Judging from the number of folks who read Tuesday's post, there was a lot of interest in the story about a law firm that sent out the confidential information of approximately 8000 Seatle students, most of them special education students.
The Seattle Times carried a story on the incident, which identified the law firm as Preg O’Donnell & Gillett, which has offices in Seattle, Portland and Anchorage. The information was released to a legal guardian of a student in a lawsuit over special education services. The guardian alerted school district officials that he had a received an e-mail containing documents with information about individual students, including whole special-education plans, disciplinary records, student test scores and transportation records with students’ names and home addresses.
The law firm did not respond to emails from The Seattle Times seeking comment.
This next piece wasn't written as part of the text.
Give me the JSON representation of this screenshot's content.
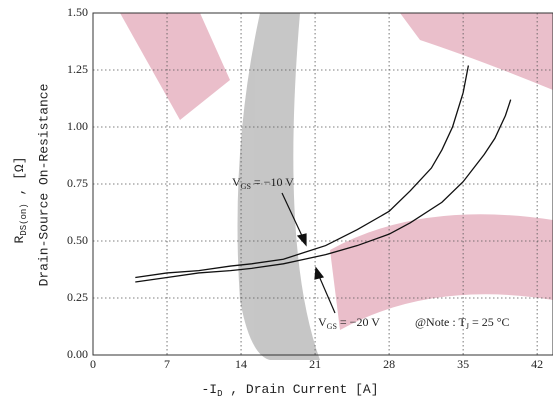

The school district is asking for assistance from the U.S. Department of Education to investigate how it happened. The federal Family Educational Rights and Privacy Act protects the privacy of student records for any school receiving money from the U.S. Department of Education.
Although there are some exceptions, lawyers generally must black out confidential student information on documents before providing them to lawyers or anyone else.
The guardian says he that while he doesn’t think the firm deliberately jeopardized students’ personal information, he does suspect that the firm intended to bury him in documents to make his case more difficult to pursue. “I hope that they were just incompetent and not malicious,” he said.
I suspect the firm will not be receiving any further work from the school district.